Thank you, Neal
My childhood wasn’t what you would call average. For all intents & purposes I grew up at what is now one of the largest employers in Kansas City, Cerner. Of course, at the time it wasn’t that. When my mom started working there in 1988, I was three, it was small enough to fit on one and a half floors in one building of what is now the World Headquarters of a company that employs 20,000 people globally. I spent Saturday mornings watching cartoons on a small black and white tv in a conference room my mom worked. I was introduced to the art of sales with my Girl Scout Cookie route around the building. I learned Excel and how to Mail Merge during my order deliveries. My old cookie office is now home to co-Founder, Cliff Illig; I’m sure he’s taking good care of it. I still run into people who remember me napping under my mom’s desk during late nights. I grew up around the Founders and Executives of a company determined to transform health care. The nice thing about growing up that way is that few people intimidate me.

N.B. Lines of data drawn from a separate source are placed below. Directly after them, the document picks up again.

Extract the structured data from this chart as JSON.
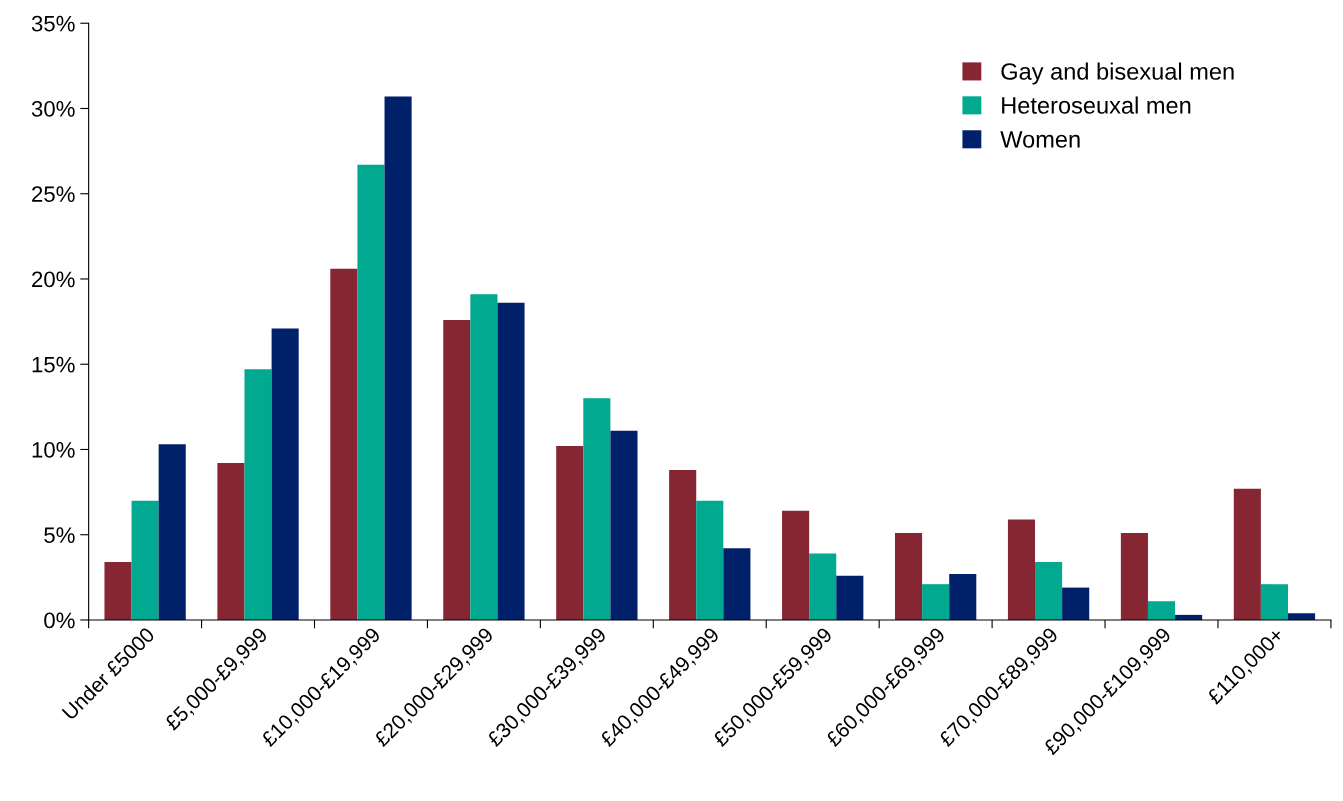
{
  "chart_data": {
    "type": "bar",
    "categories": [
      "Under £5000",
      "£5,000-£9,999",
      "£10,000-£19,999",
      "£20,000-£29,999",
      "£30,000-£39,999",
      "£40,000-£49,999",
      "£50,000-£59,999",
      "£60,000-£69,999",
      "£70,000-£89,999",
      "£90,000-£109,999",
      "£110,000+"
    ],
    "series": [
      {
        "name": "Gay and bisexual men",
        "color": "#862633",
        "values": [
          3.4,
          9.2,
          20.6,
          17.6,
          10.2,
          8.8,
          6.4,
          5.1,
          5.9,
          5.1,
          7.7
        ]
      },
      {
        "name": "Heteroseuxal men",
        "color": "#00a98f",
        "values": [
          7.0,
          14.7,
          26.7,
          19.1,
          13.0,
          7.0,
          3.9,
          2.1,
          3.4,
          1.1,
          2.1
        ]
      },
      {
        "name": "Women",
        "color": "#002169",
        "values": [
          10.3,
          17.1,
          30.7,
          18.6,
          11.1,
          4.2,
          2.6,
          2.7,
          1.9,
          0.3,
          0.4
        ]
      }
    ],
    "ylim": [
      0,
      35
    ],
    "yticks": [
      {
        "value": 0,
        "label": "0%"
      },
      {
        "value": 5,
        "label": "5%"
      },
      {
        "value": 10,
        "label": "10%"
      },
      {
        "value": 15,
        "label": "15%"
      },
      {
        "value": 20,
        "label": "20%"
      },
      {
        "value": 25,
        "label": "25%"
      },
      {
        "value": 30,
        "label": "30%"
      },
      {
        "value": 35,
        "label": "35%"
      }
    ],
    "grid": false,
    "legend": "top right"
  }
}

When I graduated high school I received a scholarship from Cerner, they provided me with the opportunity to work while I was in school, hired me fresh out of college. But like every child, I hit a rebellious phase. I decided I needed to go out and see the world, work somewhere new, experience a different type of corporate environment. However, my upbringing both personal and professional is pure Cerner, and so firmly ingrained in me, I missed it. This past Sunday, one of the founders, Neal Patterson passed. Upon seeing the news I began to reflect on the influence he, and his associates, had on my life. The culture that Neal and Cliff created colors how I look at the world:
Never underestimate the power of a Magic Moment - Borrowed from another great Kansas Citian, Walt Disney, this is one of the parts of my job I’m most passionate about. Taking time to do something big, or small, that changes someone’s experience is always worth it. I make it a point to understand people enough that I can grab them their favorite coffee at the drop of a hat, just in case they’re having a bad day.
Dream Big - In 3rd grade we were given an assignment to create the city of the future. I lost points because I made the hospital too small. I argued that in the future we would be able to call our doctors through our computers and better manage health so hospitals wouldn’t need to be as big. I lost the argument but I had spent hours looking at Cerner presentations in slide machines, I saw it, I believed it was true. No matter how implausible something seems, if you can make it happen...do it. Also, I still want those points back because Neal was right, and so was I.
Build your team - The vision is one thing, being able to carry it out is another. It’s imperative to know your strengths then build a team that complements them. It’s rare to find a person who can do it all themselves, but when you find people who have the same vision and the different skillsets needed to build it, you have a good chance of realizing that vision.
If you’re going to oppose, you have to propose - You can hate someone else’s idea or think it won’t work but if you’re going to object, you better have a different plan. Otherwise you’re just making noise.
“That’s the way we’ve always done it” isn’t a viable reason for anything. Ever. - Same thing goes with “that’s not my job.” Reactivity isn’t productive, stagnation is toxic, neither of these methods are how you innovate.They aren’t worthwhile. If there’s a problem, figure it out. Even if it isn’t your job. Make things happen. Be bold, be helpful, drive forward.
Devil is in the details - Blinds not being open at the same level or cans not being label out drives me nutty from years of leveling and straightening every conference room. Pay attention to the little things, they build the complete picture. And if you can’t manage the little details, how can you be expected to manage the big things?
Ask people what they’re working on - Neal Patterson was well known for his elevator rides. Should you happen to be on the elevator with him he would ask you what you were working on. I make it a point to ask people what they’re doing. People won’t lead with the mundane, tactical things, they’ll tell you what they’re passionate about. They’ll tell you what they love doing. It reveals more about them than you think.
I wrote this while seated at a table in Loose Park, where they sketched out the idea that would change the lives of so many. It’s eighteen days shy of the one year anniversary of a meeting I had like theirs. Where I sat at a table, knowing that an industry I’m passionate about has room to change, believing I could be part of the solution. I never would have believed Mind + Matter was possible without them, I wouldn’t have cultivated the skills I have now without them. How they approach business has shaped how I approach the world.
Working toward the vision Neal and Cliff created lit a fire in me, I just didn’t know it would lead me down a path like theirs. That I would one day be an entrepreneur. I’m thankful their lives, mission, and vision crossed paths with and influenced mine. I’m deeply indebted to so many people at Cerner for so many reasons but chiefly two of the men who sat down and decided to turn their vision into a reality. I’m saddened it took Neal’s passing for me to realize how much of an impact he had in my life, but I’m eternally grateful to him, and Cliff, for the path their vision created for me.